Said’s family has joined him in Germany, where they are all learning the language. “The children learn very quickly, not like us,” he laughs. He is volunteering with another organization, Chance for Science, which connects displaced researchers with academic resources and European peers. “I talk to the scientists who only speak Arabic, to tell them about ways they can continue in their field in Germany,” Said says. “I know how they feel because I lived through the same difficult situation. I want to help them, because they are like I was.”

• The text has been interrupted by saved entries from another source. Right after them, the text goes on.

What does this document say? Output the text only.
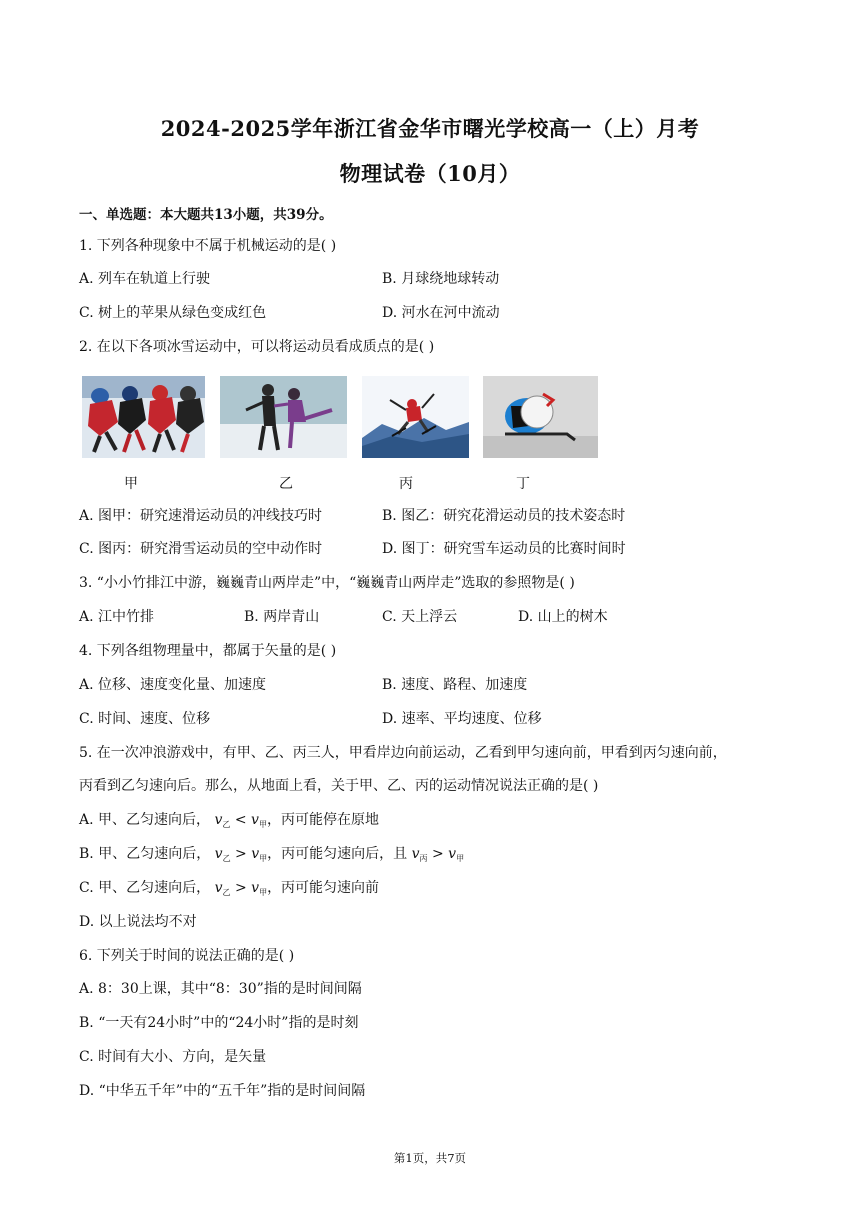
2024-2025学年浙江省金华市曙光学校高一（上）月考
物理试卷（10月）
一、单选题：本大题共13小题，共39分。
1. 下列各种现象中不属于机械运动的是( )
A. 列车在轨道上行驶	B. 月球绕地球转动
C. 树上的苹果从绿色变成红色	D. 河水在河中流动
2. 在以下各项冰雪运动中，可以将运动员看成质点的是( )
甲	乙	丙	丁
A. 图甲：研究速滑运动员的冲线技巧时	B. 图乙：研究花滑运动员的技术姿态时
C. 图丙：研究滑雪运动员的空中动作时	D. 图丁：研究雪车运动员的比赛时间时
3. “小小竹排江中游，巍巍青山两岸走”中，“巍巍青山两岸走”选取的参照物是( )
A. 江中竹排	B. 两岸青山	C. 天上浮云	D. 山上的树木
4. 下列各组物理量中，都属于矢量的是( )
A. 位移、速度变化量、加速度	B. 速度、路程、加速度
C. 时间、速度、位移	D. 速率、平均速度、位移
5. 在一次冲浪游戏中，有甲、乙、丙三人，甲看岸边向前运动，乙看到甲匀速向前，甲看到丙匀速向前，
丙看到乙匀速向后。那么，从地面上看，关于甲、乙、丙的运动情况说法正确的是( )
A. 甲、乙匀速向后， $v_乙 < v_甲$，丙可能停在原地
B. 甲、乙匀速向后， $v_乙 > v_甲$，丙可能匀速向后，且 $v_丙 > v_甲$
C. 甲、乙匀速向后， $v_乙 > v_甲$，丙可能匀速向前
D. 以上说法均不对
6. 下列关于时间的说法正确的是( )
A. 8：30上课，其中“8：30”指的是时间间隔
B. “一天有24小时”中的“24小时”指的是时刻
C. 时间有大小、方向，是矢量
D. “中华五千年”中的“五千年”指的是时间间隔
第1页，共7页
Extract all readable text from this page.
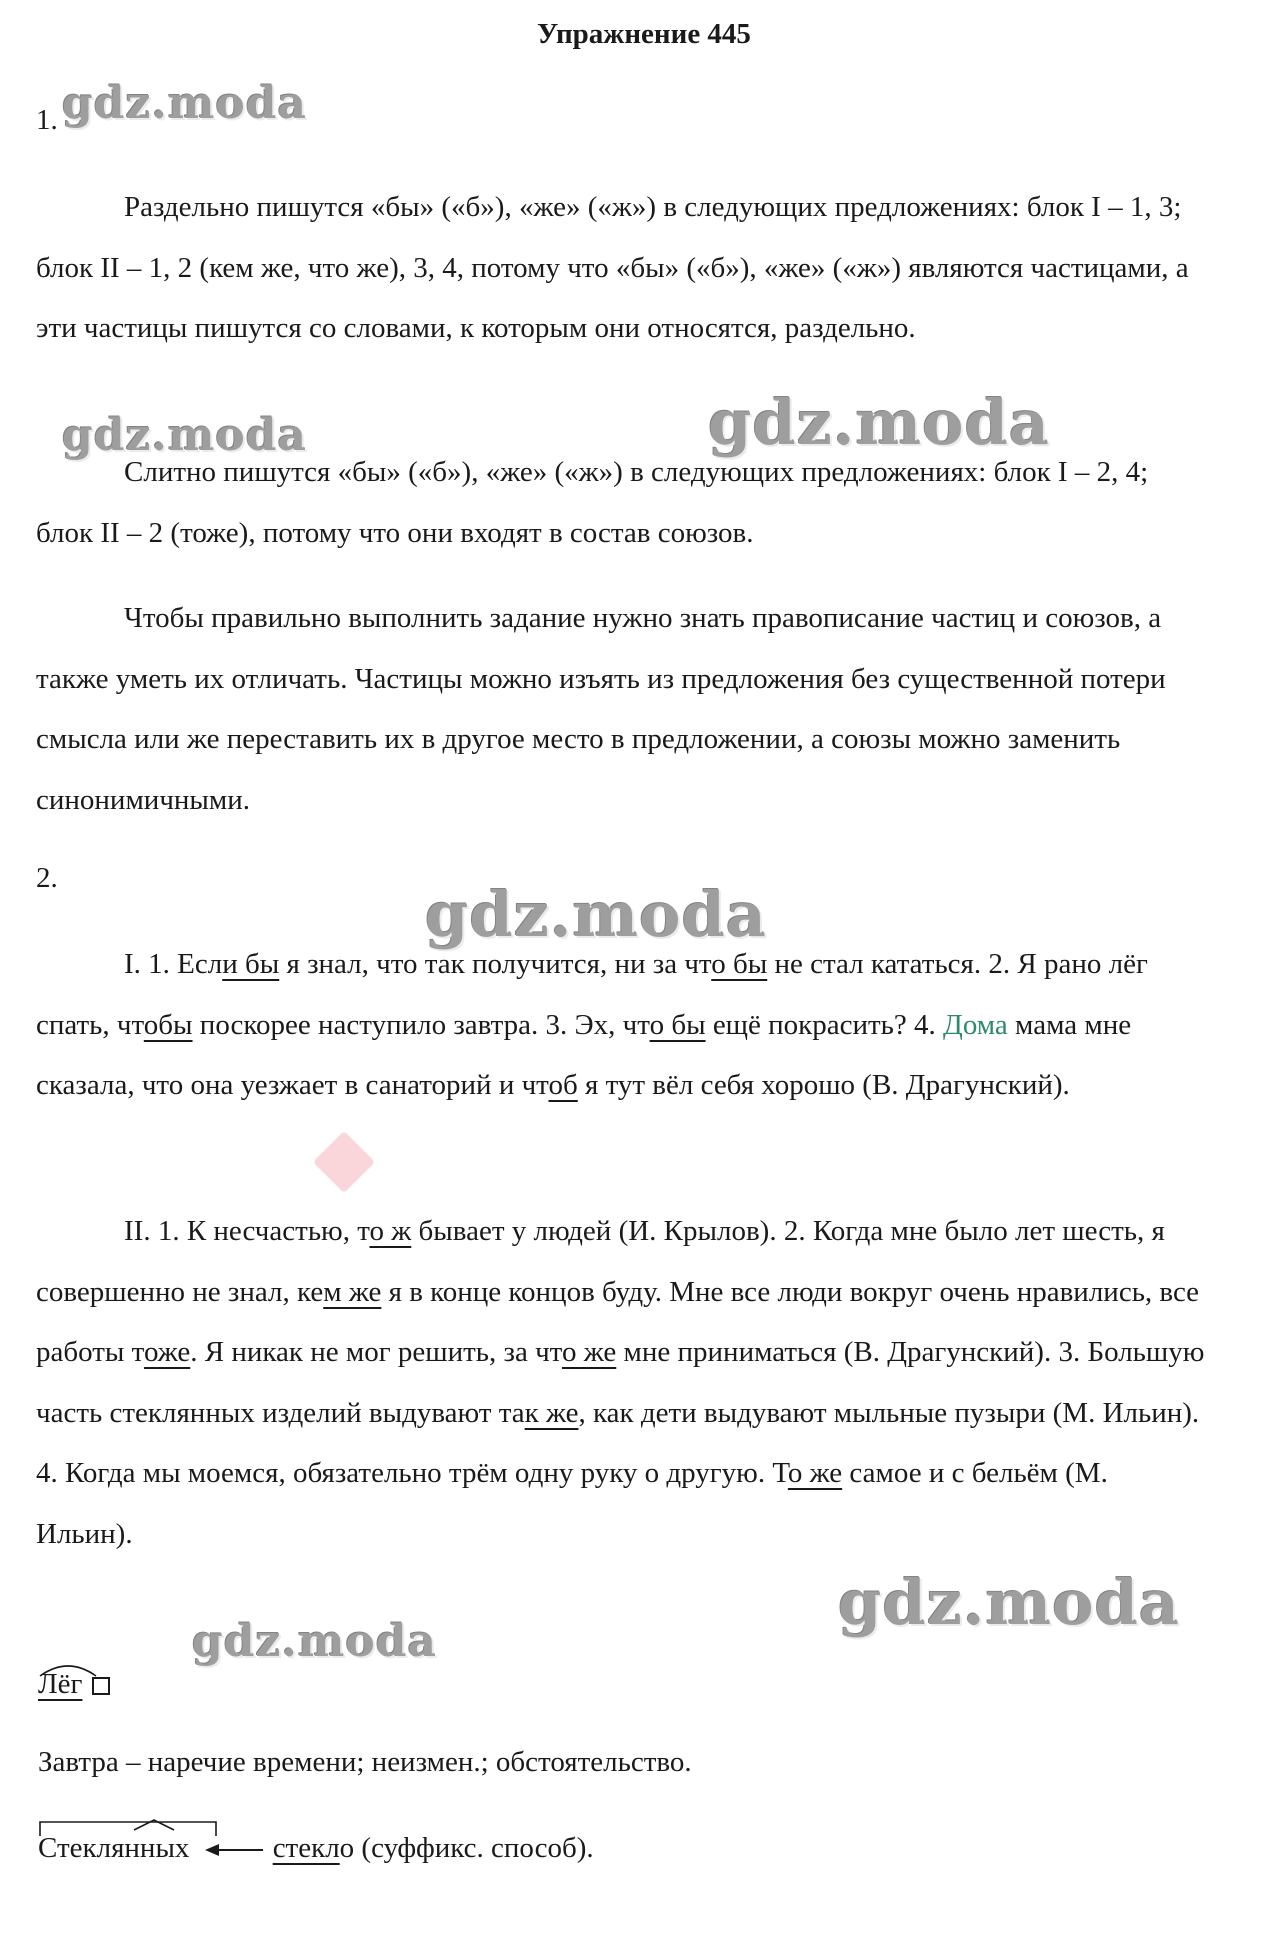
Упражнение 445
gdz.moda
gdz.moda	gdz.moda
gdz.moda
gdz.moda
gdz.moda
1.

Раздельно пишутся «бы» («б»), «же» («ж») в следующих предложениях: блок I – 1, 3; блок II – 1, 2 (кем же, что же), 3, 4, потому что «бы» («б»), «же» («ж») являются частицами, а эти частицы пишутся со словами, к которым они относятся, раздельно.

Слитно пишутся «бы» («б»), «же» («ж») в следующих предложениях: блок I – 2, 4; блок II – 2 (тоже), потому что они входят в состав союзов.

Чтобы правильно выполнить задание нужно знать правописание частиц и союзов, а также уметь их отличать. Частицы можно изъять из предложения без существенной потери смысла или же переставить их в другое место в предложении, а союзы можно заменить синонимичными.

2.

I. 1. Если бы я знал, что так получится, ни за что бы не стал кататься. 2. Я рано лёг спать, чтобы поскорее наступило завтра. 3. Эх, что бы ещё покрасить? 4. Дома мама мне сказала, что она уезжает в санаторий и чтоб я тут вёл себя хорошо (В. Драгунский).

II. 1. К несчастью, то ж бывает у людей (И. Крылов). 2. Когда мне было лет шесть, я совершенно не знал, кем же я в конце концов буду. Мне все люди вокруг очень нравились, все работы тоже. Я никак не мог решить, за что же мне приниматься (В. Драгунский). 3. Большую часть стеклянных изделий выдувают так же, как дети выдувают мыльные пузыри (М. Ильин). 4. Когда мы моемся, обязательно трём одну руку о другую. То же самое и с бельём (М. Ильин).

Лёг
Завтра – наречие времени; неизмен.; обстоятельство.
Стеклянных	стекло (суффикс. способ).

Many uprooted scientists feel a similar commitment to help their colleagues — those trying to integrate in a new country and those struggling to continue their work back home. Dauqan, the Yemeni biochemist in Malaysia, recently organized an academic workshop for Yemeni students at her current university. She also tries to help them find postgraduate job opportunities abroad until it is safe to return home. And she continues to act as a supervisor for a biochemistry Ph.D. candidate who is still in Yemen. “We communicate by WhatsApp and email,” Dauqan says of the candidate, who is analyzing the chemical composition of thyme. “The university in Sana’a is still open, but her situation is so difficult. She is trying to do her best, but she can’t do any laboratory work when they have no electricity.”